The rule of respondeat superior, Folger, J., said, is based upon the right which the employer has to select his servants, to discharge them if not competent, and to direct and control them while in his employ. In Kelly v. Mayor, 11 N. Y. 436, Selden, J., said that the right of selection lies at the foundation of the responsibility of a master or a principal for the acts of his servant or agent. And in Pack v. Mayor, 8 N. Y. 225, Jewett, J., said:

“The party employing has the selection of the party employed, and It Is reasonable that he who has made choice of an unskillful or careless person to execute his orders should be responsible for an injury resulting from the want of skill or want of care of the person employed; but neither the principle of the rule nor the rule itself can apply to a case where the party sought to be charged does not stand in the relation of master or principal to the party by whose negligent act the injury has been occasioned.”

As thus defined, neither the city or county can be held liable under the rule of respondeat superior. In the Maxmilian Case there was stated the broad general doctrine that two kinds of duties are imposed on municipal corporations, the one governmental and a branch of the general administration of the government of the state, and the other quasi private or corporate; that in the exercise of the latter duties the municipality is liable for the acts of its officers or agents, while, in the former, it is not. Cullen, J., in Lefrois v. County of Monroe, 57 N. E. 185, 50 L. R. A. 206.
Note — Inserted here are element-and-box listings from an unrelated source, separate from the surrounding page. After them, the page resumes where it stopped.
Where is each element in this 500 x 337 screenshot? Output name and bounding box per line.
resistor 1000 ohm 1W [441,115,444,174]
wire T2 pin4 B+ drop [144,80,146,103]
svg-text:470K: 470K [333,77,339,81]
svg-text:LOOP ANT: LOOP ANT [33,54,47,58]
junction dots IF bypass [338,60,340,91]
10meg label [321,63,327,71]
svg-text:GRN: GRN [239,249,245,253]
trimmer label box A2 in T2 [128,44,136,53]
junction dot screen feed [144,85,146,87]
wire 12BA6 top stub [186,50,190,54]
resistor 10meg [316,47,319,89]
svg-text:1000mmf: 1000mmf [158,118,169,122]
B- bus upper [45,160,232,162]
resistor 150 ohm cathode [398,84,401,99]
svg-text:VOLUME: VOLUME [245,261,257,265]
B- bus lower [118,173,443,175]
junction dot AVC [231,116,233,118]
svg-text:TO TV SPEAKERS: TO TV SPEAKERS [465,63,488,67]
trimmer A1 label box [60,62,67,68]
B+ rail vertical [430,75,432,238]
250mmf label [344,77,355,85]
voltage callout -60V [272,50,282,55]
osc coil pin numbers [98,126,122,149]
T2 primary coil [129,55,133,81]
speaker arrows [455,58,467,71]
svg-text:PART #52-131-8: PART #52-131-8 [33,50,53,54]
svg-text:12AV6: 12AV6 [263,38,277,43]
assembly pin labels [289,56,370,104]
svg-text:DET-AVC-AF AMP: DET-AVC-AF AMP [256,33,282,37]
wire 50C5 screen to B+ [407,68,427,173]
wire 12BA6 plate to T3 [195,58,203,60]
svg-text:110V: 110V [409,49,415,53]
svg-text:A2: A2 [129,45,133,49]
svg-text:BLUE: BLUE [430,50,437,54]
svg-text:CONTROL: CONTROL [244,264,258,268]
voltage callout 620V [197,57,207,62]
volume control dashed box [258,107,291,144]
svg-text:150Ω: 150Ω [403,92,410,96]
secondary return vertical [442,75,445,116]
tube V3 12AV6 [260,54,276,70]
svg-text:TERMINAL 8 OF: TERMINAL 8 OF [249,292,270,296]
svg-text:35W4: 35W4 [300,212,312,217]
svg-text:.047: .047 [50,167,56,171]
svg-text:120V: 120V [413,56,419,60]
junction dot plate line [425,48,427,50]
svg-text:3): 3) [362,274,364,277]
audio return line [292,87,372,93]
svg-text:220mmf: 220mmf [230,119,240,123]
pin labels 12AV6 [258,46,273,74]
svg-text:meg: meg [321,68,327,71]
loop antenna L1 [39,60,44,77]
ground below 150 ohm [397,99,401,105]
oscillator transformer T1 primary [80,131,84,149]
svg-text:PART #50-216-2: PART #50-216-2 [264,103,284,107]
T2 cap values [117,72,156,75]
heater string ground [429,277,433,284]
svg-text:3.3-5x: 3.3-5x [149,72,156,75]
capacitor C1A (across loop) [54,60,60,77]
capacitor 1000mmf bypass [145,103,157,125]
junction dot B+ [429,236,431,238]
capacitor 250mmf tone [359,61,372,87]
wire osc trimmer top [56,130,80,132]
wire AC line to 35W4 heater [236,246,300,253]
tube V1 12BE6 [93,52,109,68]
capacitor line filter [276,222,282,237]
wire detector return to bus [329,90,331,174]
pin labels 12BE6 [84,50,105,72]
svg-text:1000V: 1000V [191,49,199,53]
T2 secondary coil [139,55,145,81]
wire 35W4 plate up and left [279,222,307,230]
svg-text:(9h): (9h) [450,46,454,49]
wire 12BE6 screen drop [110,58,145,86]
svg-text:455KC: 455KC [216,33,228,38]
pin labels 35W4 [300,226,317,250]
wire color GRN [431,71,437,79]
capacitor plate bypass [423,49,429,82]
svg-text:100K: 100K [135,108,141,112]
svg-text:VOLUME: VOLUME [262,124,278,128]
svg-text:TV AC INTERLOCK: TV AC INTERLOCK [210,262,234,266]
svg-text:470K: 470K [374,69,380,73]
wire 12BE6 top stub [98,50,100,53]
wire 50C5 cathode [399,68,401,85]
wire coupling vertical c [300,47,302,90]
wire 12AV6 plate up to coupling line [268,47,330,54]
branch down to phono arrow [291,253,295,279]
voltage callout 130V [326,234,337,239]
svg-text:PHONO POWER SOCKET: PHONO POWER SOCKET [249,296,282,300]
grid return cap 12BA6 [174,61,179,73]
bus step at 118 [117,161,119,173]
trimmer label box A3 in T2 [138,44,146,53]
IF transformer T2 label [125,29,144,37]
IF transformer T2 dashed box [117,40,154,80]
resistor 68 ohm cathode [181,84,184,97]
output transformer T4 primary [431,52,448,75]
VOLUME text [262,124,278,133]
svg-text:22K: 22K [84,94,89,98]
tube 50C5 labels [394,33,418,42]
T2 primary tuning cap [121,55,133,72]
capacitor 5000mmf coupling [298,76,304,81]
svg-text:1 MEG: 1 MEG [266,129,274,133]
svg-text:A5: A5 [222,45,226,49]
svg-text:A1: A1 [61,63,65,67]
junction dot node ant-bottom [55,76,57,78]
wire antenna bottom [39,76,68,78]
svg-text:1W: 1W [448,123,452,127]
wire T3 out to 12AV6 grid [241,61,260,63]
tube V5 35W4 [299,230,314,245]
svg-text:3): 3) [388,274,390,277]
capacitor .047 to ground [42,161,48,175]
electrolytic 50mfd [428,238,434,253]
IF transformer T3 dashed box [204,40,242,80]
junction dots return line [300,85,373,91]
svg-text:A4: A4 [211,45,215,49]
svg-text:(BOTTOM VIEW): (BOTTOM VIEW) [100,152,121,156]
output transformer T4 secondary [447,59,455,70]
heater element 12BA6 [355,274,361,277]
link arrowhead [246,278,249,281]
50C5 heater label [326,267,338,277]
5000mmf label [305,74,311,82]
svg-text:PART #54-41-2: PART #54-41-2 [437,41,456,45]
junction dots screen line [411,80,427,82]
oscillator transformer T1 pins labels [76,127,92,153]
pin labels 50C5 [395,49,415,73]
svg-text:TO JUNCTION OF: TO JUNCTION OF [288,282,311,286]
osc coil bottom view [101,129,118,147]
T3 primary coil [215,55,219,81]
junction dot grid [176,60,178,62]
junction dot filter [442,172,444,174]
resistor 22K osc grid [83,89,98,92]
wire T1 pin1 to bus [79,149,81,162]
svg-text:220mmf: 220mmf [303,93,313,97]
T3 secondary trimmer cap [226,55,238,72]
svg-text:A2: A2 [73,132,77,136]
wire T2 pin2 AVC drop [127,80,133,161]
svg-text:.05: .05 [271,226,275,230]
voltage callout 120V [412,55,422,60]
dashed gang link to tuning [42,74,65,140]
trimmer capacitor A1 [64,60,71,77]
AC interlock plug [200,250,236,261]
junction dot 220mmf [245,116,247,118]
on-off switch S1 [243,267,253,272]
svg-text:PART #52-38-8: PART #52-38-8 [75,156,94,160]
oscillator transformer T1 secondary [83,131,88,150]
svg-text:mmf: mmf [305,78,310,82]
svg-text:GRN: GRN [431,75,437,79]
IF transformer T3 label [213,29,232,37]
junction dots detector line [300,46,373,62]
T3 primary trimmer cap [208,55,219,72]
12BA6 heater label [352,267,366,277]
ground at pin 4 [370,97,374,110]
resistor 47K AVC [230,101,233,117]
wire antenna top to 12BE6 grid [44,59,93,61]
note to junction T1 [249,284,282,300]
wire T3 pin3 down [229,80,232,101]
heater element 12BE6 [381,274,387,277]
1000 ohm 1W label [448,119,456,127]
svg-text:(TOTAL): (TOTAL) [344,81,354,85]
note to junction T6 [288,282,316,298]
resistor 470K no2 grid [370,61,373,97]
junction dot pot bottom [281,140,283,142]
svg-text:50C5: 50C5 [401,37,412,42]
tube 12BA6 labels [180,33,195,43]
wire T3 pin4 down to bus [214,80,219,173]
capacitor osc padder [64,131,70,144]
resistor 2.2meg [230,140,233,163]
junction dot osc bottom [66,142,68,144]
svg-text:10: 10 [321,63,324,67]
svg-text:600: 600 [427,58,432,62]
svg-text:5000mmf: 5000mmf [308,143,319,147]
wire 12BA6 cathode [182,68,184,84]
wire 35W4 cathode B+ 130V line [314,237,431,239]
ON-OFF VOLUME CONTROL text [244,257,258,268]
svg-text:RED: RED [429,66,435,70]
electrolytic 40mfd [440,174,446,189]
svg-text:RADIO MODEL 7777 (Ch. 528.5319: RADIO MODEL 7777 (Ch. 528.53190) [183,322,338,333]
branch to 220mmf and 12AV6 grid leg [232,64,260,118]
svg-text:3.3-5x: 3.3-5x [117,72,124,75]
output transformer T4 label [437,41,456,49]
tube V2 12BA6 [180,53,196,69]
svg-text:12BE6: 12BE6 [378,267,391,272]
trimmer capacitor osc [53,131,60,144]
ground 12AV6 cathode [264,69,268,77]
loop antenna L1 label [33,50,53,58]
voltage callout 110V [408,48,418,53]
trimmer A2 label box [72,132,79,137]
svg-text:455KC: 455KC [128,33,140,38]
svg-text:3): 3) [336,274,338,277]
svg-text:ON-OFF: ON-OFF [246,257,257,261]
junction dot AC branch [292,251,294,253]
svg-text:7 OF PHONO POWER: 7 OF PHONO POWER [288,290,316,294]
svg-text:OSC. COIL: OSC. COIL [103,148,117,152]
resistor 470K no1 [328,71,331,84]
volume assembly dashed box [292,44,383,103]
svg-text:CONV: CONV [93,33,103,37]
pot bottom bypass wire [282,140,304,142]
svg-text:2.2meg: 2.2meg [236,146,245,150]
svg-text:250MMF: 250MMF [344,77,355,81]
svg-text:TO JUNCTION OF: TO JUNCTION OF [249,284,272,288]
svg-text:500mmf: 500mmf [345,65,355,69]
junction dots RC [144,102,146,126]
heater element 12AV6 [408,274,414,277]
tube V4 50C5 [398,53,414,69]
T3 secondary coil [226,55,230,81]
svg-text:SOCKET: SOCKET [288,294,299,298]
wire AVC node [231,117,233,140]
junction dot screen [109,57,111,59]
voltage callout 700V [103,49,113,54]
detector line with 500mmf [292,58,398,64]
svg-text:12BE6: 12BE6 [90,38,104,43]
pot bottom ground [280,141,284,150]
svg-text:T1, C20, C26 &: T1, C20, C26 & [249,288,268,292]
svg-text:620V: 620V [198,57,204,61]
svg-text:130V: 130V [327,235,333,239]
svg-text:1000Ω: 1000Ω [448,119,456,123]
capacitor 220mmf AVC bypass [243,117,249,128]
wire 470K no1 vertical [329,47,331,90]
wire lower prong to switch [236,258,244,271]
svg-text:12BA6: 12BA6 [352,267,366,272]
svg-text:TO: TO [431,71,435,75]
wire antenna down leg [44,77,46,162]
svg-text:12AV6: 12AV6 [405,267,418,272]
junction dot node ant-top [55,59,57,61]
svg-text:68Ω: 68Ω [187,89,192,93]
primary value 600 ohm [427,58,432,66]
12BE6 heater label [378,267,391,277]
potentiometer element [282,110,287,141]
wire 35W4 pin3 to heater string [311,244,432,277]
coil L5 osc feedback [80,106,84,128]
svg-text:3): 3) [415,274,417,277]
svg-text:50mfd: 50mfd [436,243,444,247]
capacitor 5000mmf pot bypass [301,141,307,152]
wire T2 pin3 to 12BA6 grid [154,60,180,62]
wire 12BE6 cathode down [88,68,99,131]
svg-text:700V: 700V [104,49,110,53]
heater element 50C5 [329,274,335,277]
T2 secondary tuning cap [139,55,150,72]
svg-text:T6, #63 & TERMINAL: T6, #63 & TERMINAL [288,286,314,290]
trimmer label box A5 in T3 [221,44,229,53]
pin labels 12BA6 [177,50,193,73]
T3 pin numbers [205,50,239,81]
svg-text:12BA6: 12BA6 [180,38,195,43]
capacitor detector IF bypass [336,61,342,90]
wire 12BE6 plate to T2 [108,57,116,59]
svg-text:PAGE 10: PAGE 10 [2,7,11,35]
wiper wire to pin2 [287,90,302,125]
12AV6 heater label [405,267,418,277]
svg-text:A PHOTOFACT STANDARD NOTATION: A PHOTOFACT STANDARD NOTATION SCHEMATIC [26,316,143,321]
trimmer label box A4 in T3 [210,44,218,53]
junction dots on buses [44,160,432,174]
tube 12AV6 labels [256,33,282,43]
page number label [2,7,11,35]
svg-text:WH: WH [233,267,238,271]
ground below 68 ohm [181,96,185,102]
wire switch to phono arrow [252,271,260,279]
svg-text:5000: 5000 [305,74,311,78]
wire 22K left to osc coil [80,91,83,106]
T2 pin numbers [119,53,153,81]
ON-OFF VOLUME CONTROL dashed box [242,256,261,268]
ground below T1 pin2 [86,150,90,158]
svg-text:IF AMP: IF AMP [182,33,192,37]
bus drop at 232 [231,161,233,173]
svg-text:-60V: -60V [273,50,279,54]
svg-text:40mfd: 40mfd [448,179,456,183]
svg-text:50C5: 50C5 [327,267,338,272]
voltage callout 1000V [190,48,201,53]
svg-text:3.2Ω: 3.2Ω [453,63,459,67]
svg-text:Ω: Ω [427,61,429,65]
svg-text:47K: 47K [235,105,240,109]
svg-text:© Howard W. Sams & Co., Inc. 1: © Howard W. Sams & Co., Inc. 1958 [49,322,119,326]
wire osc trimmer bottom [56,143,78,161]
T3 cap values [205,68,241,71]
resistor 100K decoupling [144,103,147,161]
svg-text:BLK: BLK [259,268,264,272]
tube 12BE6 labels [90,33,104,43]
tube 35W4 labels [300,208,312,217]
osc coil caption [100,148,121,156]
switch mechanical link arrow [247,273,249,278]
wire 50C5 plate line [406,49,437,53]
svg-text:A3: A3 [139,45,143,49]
The record shows that the occupancy of the building by the city is either wholly for governmental purposes, being rooms for the boards of councilmen and aldermen, or for officers of the corporation whose duties pertain to both governmental and “quasi private or corporate” purposes. The occupancy by the county is wholly for the courts or by county officers whose duties pertain to the governmental affairs of the county. In any view of the case the county cannot be held liable. Lefrois v. County of Monroe, 162 N. Y. 563, 57 N. E. 185, 50 L. R. A. 206; Markey v. County of Queens, 154 N. Y. 675, 49 N. E. 71, 39 L. R. A. 46; Hughes v. County of Monroe, 147 N. Y. 49, 41 N. E. 407, 39 L. R. A. 33. In the Hughes Case it was unsuccessfully sought to hold the county of Monroe liable for an accident occurring to an employé in the insane asylum, and in the Lefrois Case for the acts of the officials of the county in permitting sewage and night soil from a penitentiary and almshouse to be spread over the county farm, thereby creating and continuing a nuisance to the damage of the land and stock of a neighboring owner. In the Markey Case it was held that the county was not liable at the suit of a private individual who received injuries from a defective bridge, with the maintenance of which the county was chargeable. In the latter case, as stated in the syllabus, it is held that there is a distinction between counties as civil divisions of the state for purposes of local government and chartered municipal corporations in respect to their liability for corporate acts. And in the opinion of the court, per Gray, J., the rule is broadly stated that counties “were created for the better and more convenient government of the state, and that both upon authority and upon principle, in the exercise of those powers which appertain to local government, and which are for the public benefit, they should be no more liable for damages resulting therefrom, at the suit of a private individual, than would be the state itself.”

The judgment should be reversed, and a new trial granted upon questions of law only.

Judgment and order reversed, and a new trial ordered, with costs to the appellant to abide the event, on questions of law only. All concur.